Trischa Zorn-Hudson poses for a photo during the red carpet at the 2022 USOPC Hall of Fame ceremony on June 24, 2022 in Colorado Springs, Colo.


For Zorn-Hudson, Nebraska proved to be the perfect combination of educational offerings, athletics and disabled student services.
“Probably, I couldn’t have had a better place for me to land when it came to picking schools,” she said. “After speaking to the coach at Nebraska, it just felt right. I couldn’t have asked for a better fit. It worked out well.”
Fellow Paralympian Muffy Davis and Olympic swimmer Natalie Coughlin, who went into the U.S. Olympic & Paralympic Hall of Fame this year with Zorn-Hudson, also pointed to the considerable impact Title IX had on their careers.

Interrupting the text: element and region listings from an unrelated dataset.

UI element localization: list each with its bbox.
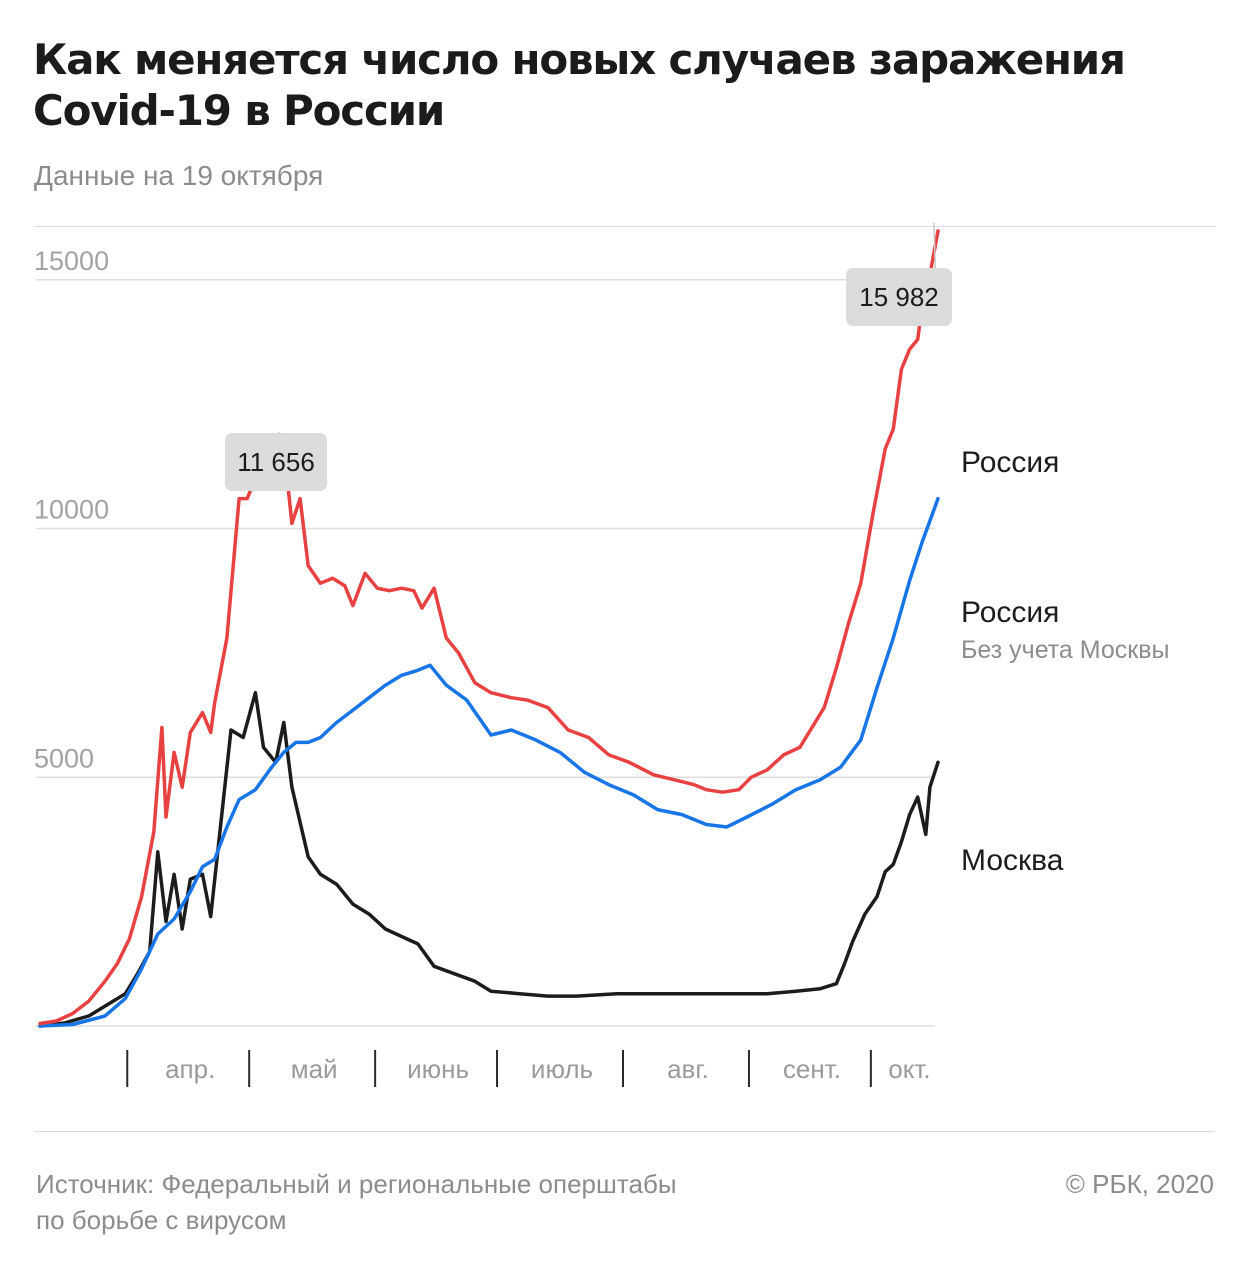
callout-box: [846, 268, 952, 326]
y-tick-label: 15000: [34, 246, 109, 276]
callout-value: 15 982: [859, 282, 939, 312]
x-tick-label: окт.: [888, 1054, 930, 1084]
y-tick-label: 10000: [34, 495, 109, 525]
x-tick-label: авг.: [667, 1054, 709, 1084]
series-label-1: Россия: [961, 596, 1059, 629]
copyright: © РБК, 2020: [1065, 1169, 1214, 1199]
x-tick-label: сент.: [783, 1054, 841, 1084]
source-note: Источник: Федеральный и региональные опе…: [36, 1166, 677, 1238]
series-label-2: Москва: [961, 844, 1064, 877]
series-line-2: [38, 690, 940, 1028]
series-line-0: [38, 229, 940, 1026]
source-line-2: по борьбе с вирусом: [36, 1205, 287, 1235]
callout-value: 11 656: [237, 447, 315, 477]
y-tick-label: 5000: [34, 743, 94, 773]
series-sublabel-1: Без учета Москвы: [961, 636, 1169, 664]
callout-box: [225, 433, 327, 491]
top-divider: [34, 226, 1215, 227]
x-tick-label: май: [291, 1054, 338, 1084]
title-line-2: Covid-19 в России: [33, 86, 445, 135]
x-tick-label: июнь: [407, 1054, 469, 1084]
subtitle: Данные на 19 октября: [34, 160, 324, 191]
page-title: Как меняется число новых случаев заражен…: [33, 34, 1213, 136]
series-label-0: Россия: [961, 446, 1059, 479]
bottom-divider: [34, 1131, 1215, 1132]
x-tick-label: июль: [531, 1054, 593, 1084]
title-line-1: Как меняется число новых случаев заражен…: [33, 35, 1126, 84]
series-line-1: [38, 496, 940, 1028]
x-tick-label: апр.: [165, 1054, 215, 1084]
source-line-1: Источник: Федеральный и региональные опе…: [36, 1169, 677, 1199]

“I call myself a Title IX baby because I was born the year it was passed into law, securing my and every other female’s right to access an opportunity to sports and athletic competition,” said Davis, a seven-time Paralympic medalist in alpine skiing and cycling, at the induction ceremony. “I never questioned that I could be (a Paralympian). Of course, I could.

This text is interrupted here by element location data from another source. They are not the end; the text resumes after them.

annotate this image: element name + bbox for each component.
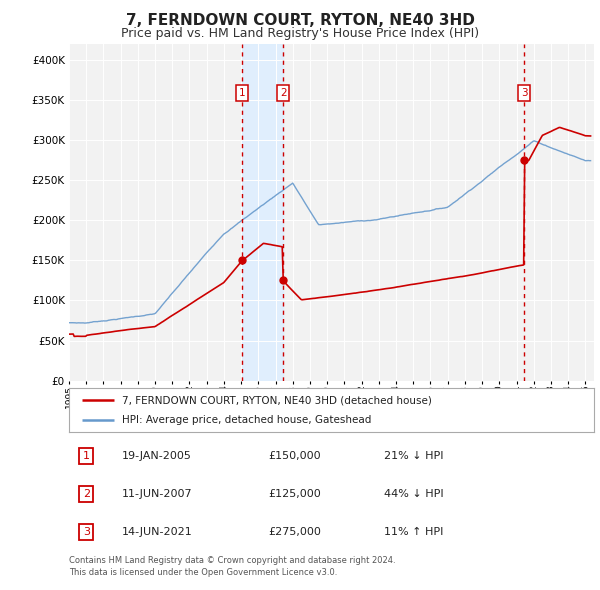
Text: Price paid vs. HM Land Registry's House Price Index (HPI): Price paid vs. HM Land Registry's House …: [121, 27, 479, 40]
Text: 1: 1: [83, 451, 90, 461]
Bar: [242, 44, 283, 381]
Text: 7, FERNDOWN COURT, RYTON, NE40 3HD (detached house): 7, FERNDOWN COURT, RYTON, NE40 3HD (deta…: [121, 395, 431, 405]
Text: £275,000: £275,000: [269, 527, 322, 537]
Text: £150,000: £150,000: [269, 451, 321, 461]
Text: 21% ↓ HPI: 21% ↓ HPI: [384, 451, 443, 461]
Text: 14-JUN-2021: 14-JUN-2021: [121, 527, 192, 537]
Text: 3: 3: [521, 88, 527, 98]
Text: 7, FERNDOWN COURT, RYTON, NE40 3HD: 7, FERNDOWN COURT, RYTON, NE40 3HD: [125, 13, 475, 28]
Text: 1: 1: [239, 88, 245, 98]
Text: 2: 2: [83, 489, 90, 499]
Text: 44% ↓ HPI: 44% ↓ HPI: [384, 489, 443, 499]
Text: Contains HM Land Registry data © Crown copyright and database right 2024.
This d: Contains HM Land Registry data © Crown c…: [69, 556, 395, 576]
Text: 3: 3: [83, 527, 90, 537]
Text: HPI: Average price, detached house, Gateshead: HPI: Average price, detached house, Gate…: [121, 415, 371, 425]
Text: 2: 2: [280, 88, 286, 98]
Text: 11-JUN-2007: 11-JUN-2007: [121, 489, 192, 499]
Text: 11% ↑ HPI: 11% ↑ HPI: [384, 527, 443, 537]
Text: 19-JAN-2005: 19-JAN-2005: [121, 451, 191, 461]
Text: £125,000: £125,000: [269, 489, 321, 499]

“For that opportunity, I have to thank the many, many fierce, strong female athletes and leaders, many of whom are here with us tonight, who fought, unwaveringly, for me and all future generations of girls and women athletes to have that right. You are a part of my foundation, and I thank you.”
Coughlin, who had suffered a torn labrum before the 2000 U.S. Olympic Team Trials, said that Title IX resurrected her swimming career. She went on to win 12 medals in as many events in three Olympic Games.
“It would be remiss of me not to mention that this year is the 50th anniversary of Title IX,” Coughlin said at the induction ceremony. “I want to recognize those trailblazers before me that gave me the opportunity to compete in college and extend my athletic career. Had it not been for Title IX, I would have quit swimming back in August of 2000 and left the sport bitter and disappointed. 
“But I went to (the University of California, Berkeley), where I got to start fresh. I found a program that not only supported me but transformed me from the wreckage of my previous year. I completely changed my training and reignited my love and passion for the sport.”
Coughlin went on to win 12 NCAA titles at Cal in one of the most celebrated college swimming careers ever. The rest, as they say, is history.

Bob Reinert spent 17 years writing sports for The Boston Globe. He also served as a sports information director at Saint Anselm College and Phillips Exeter Academy. He is a contributor to on behalf of Red Line Editorial, Inc.